AN MP has asked Government to set out its position on whether cyclists should have number plates – after being contacted by concerned residents who believe it may help to tackle problems caused by riders who break the rules.

Shipley MP Philip Davies said several groups of people in Bingley had raised the issue of anti-social behaviour recently and had suggested forcing cyclists to have a licence in the same way other vehicles do could be the answer.

Sir Philip has written to Transport Minister Mark Harper asking him what government is doing to protect all road users and pedestrians and if there are any plans to introduce such a measure.

When similar proposals have been put forward previously, opponents have pointed out that the vast majority of cyclists are law-abiding, stating that the plans are unworkable, would make cycling more expensive in a cost-of-living crisis, and discourage people from cycling in a climate crisis.

Sir Philip said: “People have been saying to me that there have been incidents of anti-social behaviour involving cyclists and there is no way of tracking those that cause problems or flout the laws of the road.

"They have suggested that if cyclists were forced to have a registration plate it would mean they were identifiable and could resolve the problem as those who chose to cycle in an irresponsible manner would know there will be consequences.”

Sir Philip said he will discuss government’s response with concerned residents once he receives the reply from the Department for Transport.

It is an issue that has been raised before, most recently a few months ago in the House of Lords where former chief of the Metropolitan Police Lord Hogan Howe said cyclists should have number plates.

He said cyclists, particularly those in London “seem to be entirely unaccountable.”

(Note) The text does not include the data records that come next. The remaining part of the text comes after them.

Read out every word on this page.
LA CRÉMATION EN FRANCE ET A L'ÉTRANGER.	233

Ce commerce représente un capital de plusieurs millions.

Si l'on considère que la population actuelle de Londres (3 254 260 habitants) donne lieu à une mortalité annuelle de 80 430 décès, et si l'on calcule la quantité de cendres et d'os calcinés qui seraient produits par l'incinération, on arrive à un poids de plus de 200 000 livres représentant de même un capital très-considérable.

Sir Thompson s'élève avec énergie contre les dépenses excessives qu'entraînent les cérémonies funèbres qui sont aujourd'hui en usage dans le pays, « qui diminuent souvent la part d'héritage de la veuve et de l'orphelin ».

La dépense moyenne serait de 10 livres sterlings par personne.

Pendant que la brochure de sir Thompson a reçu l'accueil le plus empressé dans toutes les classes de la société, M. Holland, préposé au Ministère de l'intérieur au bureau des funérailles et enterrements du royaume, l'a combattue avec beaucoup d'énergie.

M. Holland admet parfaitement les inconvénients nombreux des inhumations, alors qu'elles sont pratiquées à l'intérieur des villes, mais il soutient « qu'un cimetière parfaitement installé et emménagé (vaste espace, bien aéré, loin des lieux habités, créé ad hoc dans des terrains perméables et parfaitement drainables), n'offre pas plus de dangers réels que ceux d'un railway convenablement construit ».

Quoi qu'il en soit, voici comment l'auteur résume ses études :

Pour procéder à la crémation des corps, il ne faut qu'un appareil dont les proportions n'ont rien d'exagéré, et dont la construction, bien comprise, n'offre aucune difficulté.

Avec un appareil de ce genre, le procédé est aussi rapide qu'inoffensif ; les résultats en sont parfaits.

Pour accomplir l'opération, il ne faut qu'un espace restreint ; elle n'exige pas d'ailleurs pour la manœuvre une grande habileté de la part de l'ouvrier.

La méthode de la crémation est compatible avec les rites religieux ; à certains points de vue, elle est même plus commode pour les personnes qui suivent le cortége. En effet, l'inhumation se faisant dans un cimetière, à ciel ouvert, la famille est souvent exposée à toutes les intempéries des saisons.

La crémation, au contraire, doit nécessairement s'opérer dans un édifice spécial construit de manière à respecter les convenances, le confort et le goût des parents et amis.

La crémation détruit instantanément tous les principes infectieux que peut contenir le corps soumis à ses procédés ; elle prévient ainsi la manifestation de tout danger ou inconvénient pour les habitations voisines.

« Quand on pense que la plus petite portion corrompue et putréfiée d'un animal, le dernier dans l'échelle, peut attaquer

In the House of Lords debate, Lord Howe said: "Having a registration plate somewhere on the back would not be a bad idea to make sure that people are held to account and it is not totally without consequences if they choose to ignore things that are meant to keep us all safe.

"On occasion they have terribly injured people, and on some occasions killed them."

Lord Hunt of Kings Heath, a Labour peer, replied: "It strikes me that there is a real issue of enforcement. It is a good principle that, if you are not certain about whether enforcement can take place, you should be very wary of passing legislation. That used to be Conservative thinking as well, did it not? Something is really rather odd here."

Following the House of Lords debate late last year, a DfT spokesperson said at that time: “Like all road users, people cycling have a duty to behave in a safe and responsible way. The Department has no plans to introduce registration plates for cyclists, as the cost and complexity of this would greatly outweigh the benefits.”